Die Reform der Einheitsbewertung für die Bemessung der Grundsteuer war Gegenstand einer Kleinen Anfrage der FDP-Bundestagsfraktion (BT-Drs. 19/2640), die nun von der Bundesregierung beantwortet wurde (BT-Drs. 19/3077), wie unser Bundesverband, der Deutsche Städte- und Gemeindebund berichtet. In der Antwort findet sich eine erste Darstellung der Rahmenbedingungen und Überlegungen zu diesem wichtigen Reformvorhaben. Die Grundsteuer bedeutet für die Städte und Gemeinden ein jährliches Steueraufkommen von rund 14 Milliarden Euro, das für die kommunalen Haushalte unverzichtbar ist – das sind mehr Mittel, als für freiwillige kommunale Selbstverwaltung im Jahr bundesweit überhaupt zur Verfügung stehen!

Ein Ausfall der Grundsteuer würde vielerorts zu einem Stillstand der kommunalen Selbstverwaltung führen.
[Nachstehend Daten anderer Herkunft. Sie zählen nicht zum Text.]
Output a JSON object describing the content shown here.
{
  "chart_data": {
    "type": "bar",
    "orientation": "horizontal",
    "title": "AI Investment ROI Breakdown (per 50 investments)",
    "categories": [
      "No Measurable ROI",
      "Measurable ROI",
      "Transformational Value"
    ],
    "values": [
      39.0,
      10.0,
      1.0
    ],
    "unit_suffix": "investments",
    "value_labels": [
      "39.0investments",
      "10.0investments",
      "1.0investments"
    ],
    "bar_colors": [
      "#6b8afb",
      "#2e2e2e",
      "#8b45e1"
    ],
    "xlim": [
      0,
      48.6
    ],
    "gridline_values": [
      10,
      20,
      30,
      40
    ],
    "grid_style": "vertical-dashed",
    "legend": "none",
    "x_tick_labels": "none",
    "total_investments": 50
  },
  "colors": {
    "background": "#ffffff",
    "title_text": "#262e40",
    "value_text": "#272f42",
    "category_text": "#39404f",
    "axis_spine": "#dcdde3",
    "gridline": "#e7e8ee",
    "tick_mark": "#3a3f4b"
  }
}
Mit massiven Auswirkungen für die lokale Demokratie und die Gestaltung des Lebensumfeldes vor Ort. Die Kommunen drängen seit vielen Jahren darauf, dass die Grundsteuer endlich reformiert wird, um diese wichtige gemeindliche Steuer auf eine gerechte, nachvollziehbare und rechtssichere Grundlage zu stellen. Seit dem Urteil des Bundesverfassungsgerichts vom 10.04.2018, mit dem die Einheitsbewertung für die Bemessung der Grundsteuer für verfassungswidrig erklärt wird (Az. BVerfG 1 BvL 11/14), steht fest: Die Grundsteuer muss nun endlich zügig reformiert werden! Die Uhr tickt. Bis zum Ende des Jahres 2019 müssen neue gesetzliche Grundlagen für die Grundbesteuerung geschaffen, diese dann bis spätestens Ende 2024 eingeführt werden. Dem Vernehmen nach wird im Bundesfinanzministerium an einem Gesetzesvorschlag für die Grundsteuerreform gearbeitet, der im Spätherbst oder Ende dieses Jahres 2018 vorgestellt werden könnte.
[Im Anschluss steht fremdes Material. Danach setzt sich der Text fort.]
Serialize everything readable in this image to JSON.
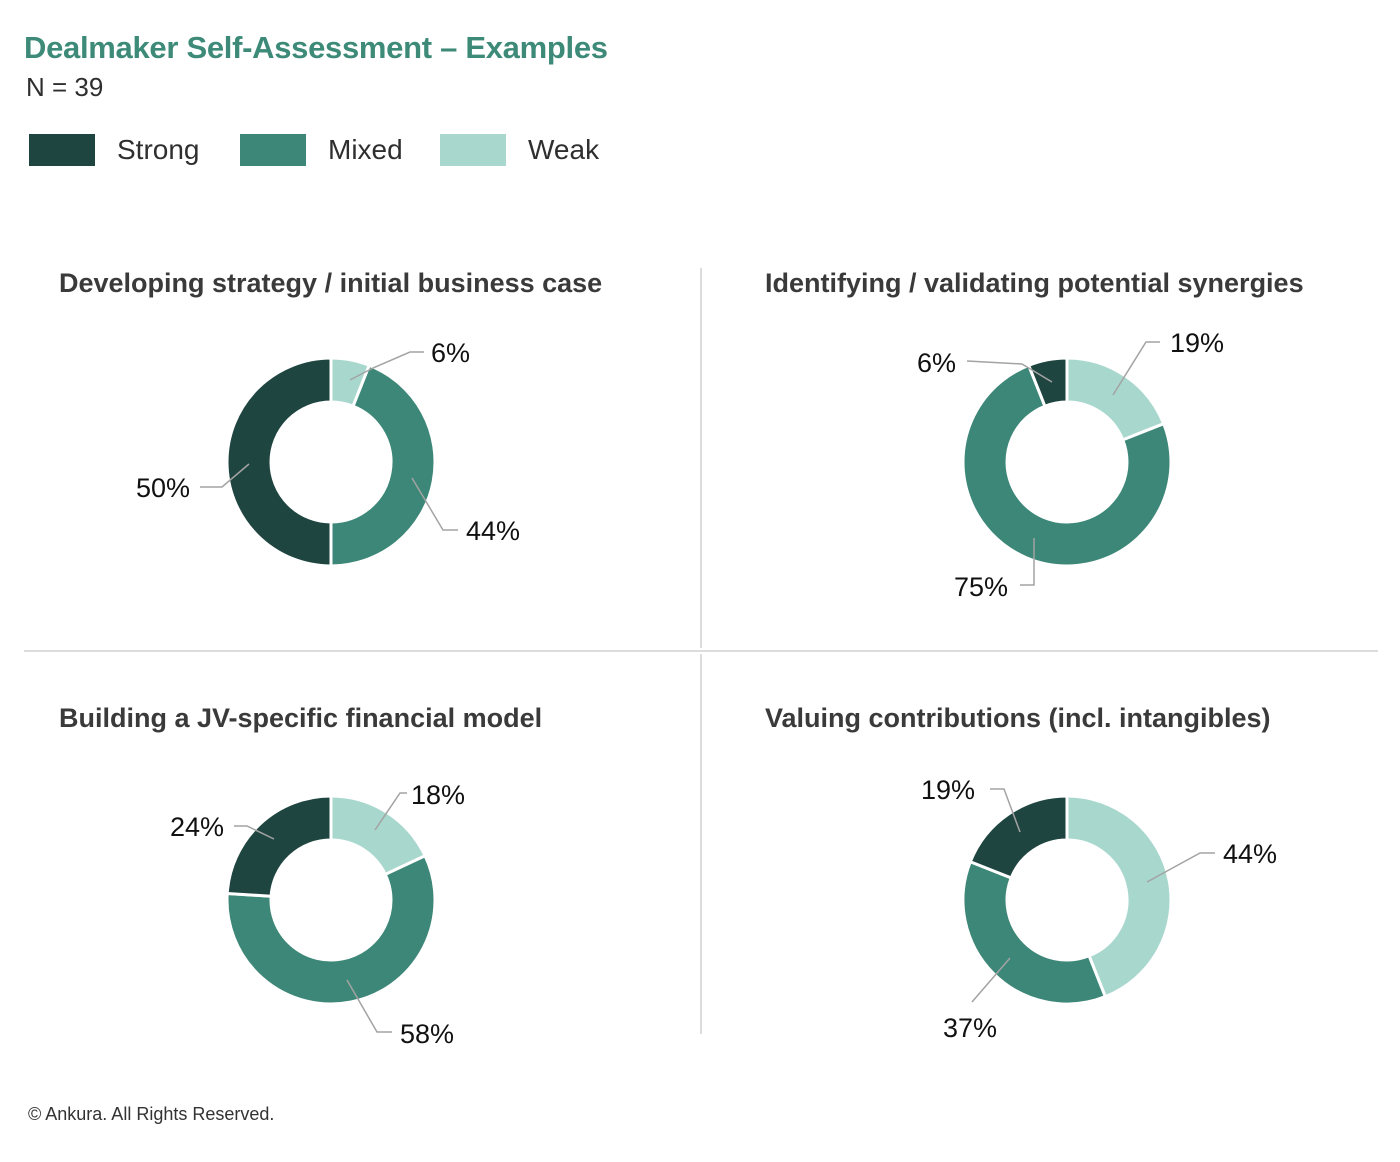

In der Antwort der Bundesregierung finden sich noch keine (Vor-)Festlegungen für die anstehende Reform der Grundsteuer, es lassen sich aber mittelbar einige Überlegungen bzw. Maßgaben zur Grundsteuerreform entnehmen:

Hinsichtlich der Diskussion über die Grundsteuerreformmodelle wird darauf hingewiesen, dass der vom Bundesrat am 04.11.2016 beschlossene Gesetzentwurf zur Änderung des Bewertungsgesetzes (BR-Drs. 515/16 B) mit dem sogenannten Kostenwertmodell es seinerzeit als realistisch ansah, dass die neuen Grundsteuerwerte für die Grundsteuer ab dem Jahr 2027 angewandt werden können (BR-Drs. 515/16, S. 39, 40). Mit diesem Zeitplan würde dieses Modell also einige Jahre zu lange in der Einführung brauchen und damit womöglich zu einem Ausfall der Grundsteuer führen, der aber unbedingt vermieden werden muss.
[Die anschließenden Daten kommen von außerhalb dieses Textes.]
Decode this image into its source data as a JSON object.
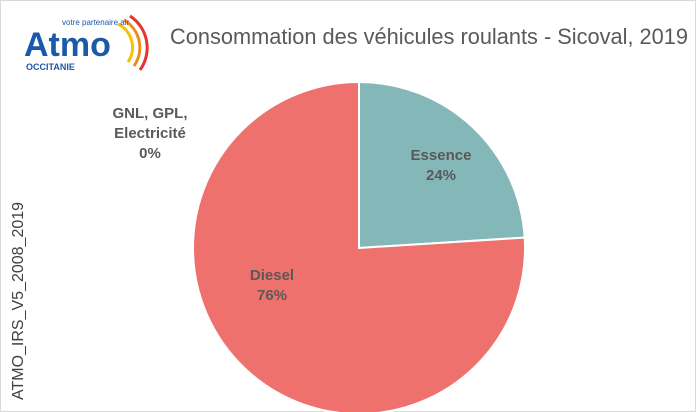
{
  "logo": {
    "name": "Atmo",
    "tagline": "votre partenaire air",
    "region": "OCCITANIE"
  },
  "side_label": "ATMO_IRS_V5_2008_2019",
  "chart_data": {
    "type": "pie",
    "title": "Consommation des véhicules roulants - Sicoval, 2019",
    "categories": [
      "Essence",
      "Diesel",
      "GNL, GPL, Electricité"
    ],
    "values": [
      24,
      76,
      0
    ],
    "value_labels": [
      "24%",
      "76%",
      "0%"
    ],
    "colors": [
      "#84b8b8",
      "#ef716d",
      "#9e9e9e"
    ]
  }
}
Für die zukünftige Grundsteuer hat die Entscheidung des Bundesverfassungsgerichts sowohl hinsichtlich der Bestimmung des Steuergegenstandes, als auch hinsichtlich der Wahl der Bemessungsgrundlage und bei der Ausgestaltung der Bewertungsregeln dem Gesetzgeber grundsätzlich einen weiten Spielraum eröffnet. Die Bemessungsgrundlage muss jedoch geeignet sein, den Belastungsgrund der Grundsteuer zu erfassen und dabei die Relation der Wirtschaftsgüter zueinander realitätsgerecht abzubilden.

Die Bundesregierung geht bei allen derzeit bekannten Modellen davon aus, dass eine Steuer- oder Feststellungserklärung erforderlich ist. Zum Umfang der Erklärungspflicht und zur Abschätzung des dafür benötigten Bürokratieaufwands kann die Bundesregierung aber gegenwärtig noch keine belastbaren Aussagen treffen.

Hinsichtlich der Bewertung des Bodens wird Bezug genommen auf die Arbeit der Gutachterausschüsse für die Ermittlung der Bodenrichtwerte. Nach § 196 Abs. 1 BauGB sind Bodenrichtwerte flächendeckend zu ermitteln. Durch eine analoge Regelung zu § 179 Satz 4 des Bewertungsgesetzes könnte sichergestellt werden, dass in Fällen, in denen vom Gutachterausschuss kein Bodenrichtwert ermittelt wurde, durch die Finanzbehörden ein Bodenwert abgeleitet werden kann.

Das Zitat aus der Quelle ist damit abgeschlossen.